I aimed to visit Heron Pond.  I think it has been eight years and I wanted to see if the board walk had been improved or left to decay.  

 The road from the trail to the Heron Pond parking lot was the same.  Gravel and steep in places, I walked my trike up, and bounced my way down.  When I passed a house, I watched for dogs, and put a whistle in my mouth just in case.

 I locked my trike and headed down the trail.  It is ½ mile from the parking lot to the boardwalk.  Only I got just a little way and there was a bridge over the Cache River.  On the other side the trail and surrounding woods were under water.  No way to get around it.

That decided it.  I will return in the fall on my way back to Florida.  This area will be lovely with autumn leaves in early October.  Hunters will be busy.   

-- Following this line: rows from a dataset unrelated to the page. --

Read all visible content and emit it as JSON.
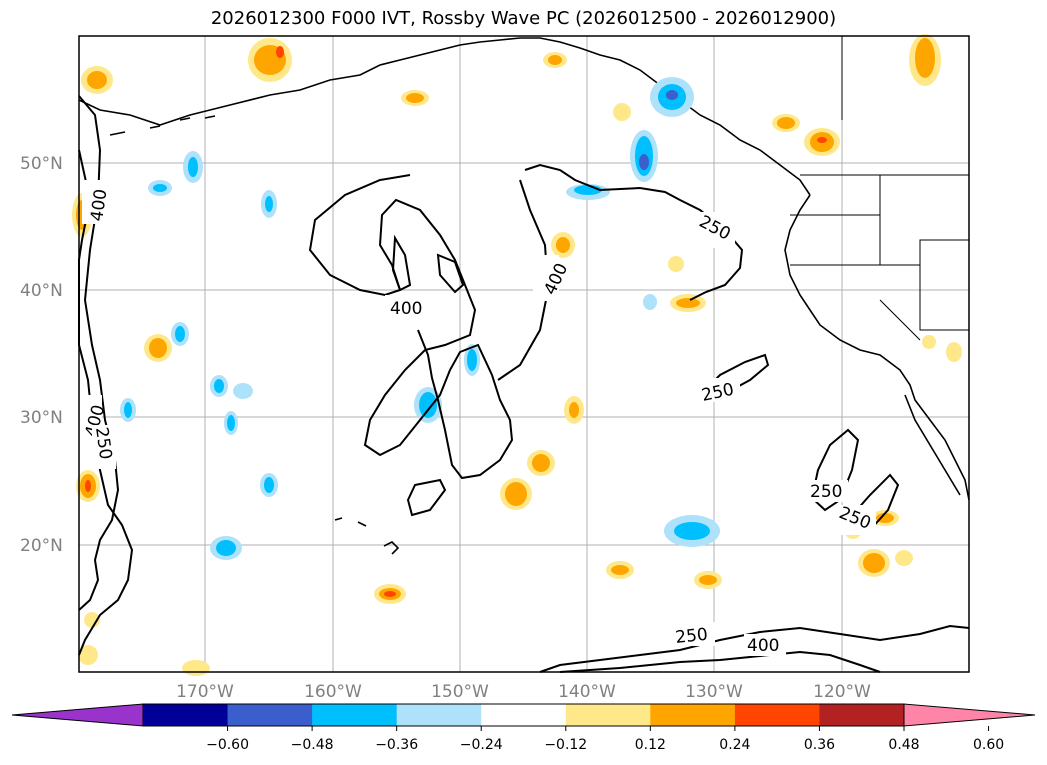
{
  "title": "2026012300 F000 IVT, Rossby Wave PC (2026012500 - 2026012900)",
  "lat_labels": [
    "50°N",
    "40°N",
    "30°N",
    "20°N"
  ],
  "lon_labels": [
    "170°W",
    "160°W",
    "150°W",
    "140°W",
    "130°W",
    "120°W"
  ],
  "contour_labels": [
    "400",
    "400",
    "250",
    "400",
    "400",
    "250",
    "250",
    "250",
    "250",
    "250",
    "400"
  ],
  "colorbar": {
    "ticks": [
      "−0.60",
      "−0.48",
      "−0.36",
      "−0.24",
      "−0.12",
      "0.12",
      "0.24",
      "0.36",
      "0.48",
      "0.60"
    ],
    "colors": [
      "#9933cc",
      "#000099",
      "#3a5fcd",
      "#00bfff",
      "#aee1fa",
      "#ffffff",
      "#ffe88a",
      "#ffa500",
      "#ff4500",
      "#b22222",
      "#ff85a8"
    ]
  }
}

We saw lots of deer on the trail north, but I saw none today.  Just two or three snakes.  I say two or three because the copperhead I saw on the way down might have been the same one I saw on the way back.  It was about the same size.



My Sink

I used the Y connector for a while.  It worked kind of ok, but I couldn’t lock the faucet in the right position facing down because the Y was in the way.  Then, this morning, I went to turn it off and the little valve lever busted off and water shot out in a big shower all over Lilac and me.  

I have now placed my sink behind the trailer next to the water spigot, so I can turn it on and off without going back and forth.  It might be a more private place to take my clothed shower this evening.

Next Stop

Tomorrow I head to the quad cities on the border of Illinois and Iowa.  I am meeting up with Peggy T. and Kenny who both ride trike.  We met at a Catrike rally years ago and re-met this year on the Withlacoochee.  We will be riding roads.

Jeanne C. just texted me.  I can go upload this at her house and then we are going to get Mexican food for supper.  Whoo hoo!


  1. I’m glad your problem with the AC is solved. The cord from outside power to your unit has to carry quite a bit of current since you are running the AC and fridge - really maxing out what 15 amps can operate. A long, thin cord will add to the resistance - as you discovered,
    Please continue to stay safe - and enjoy your adventure.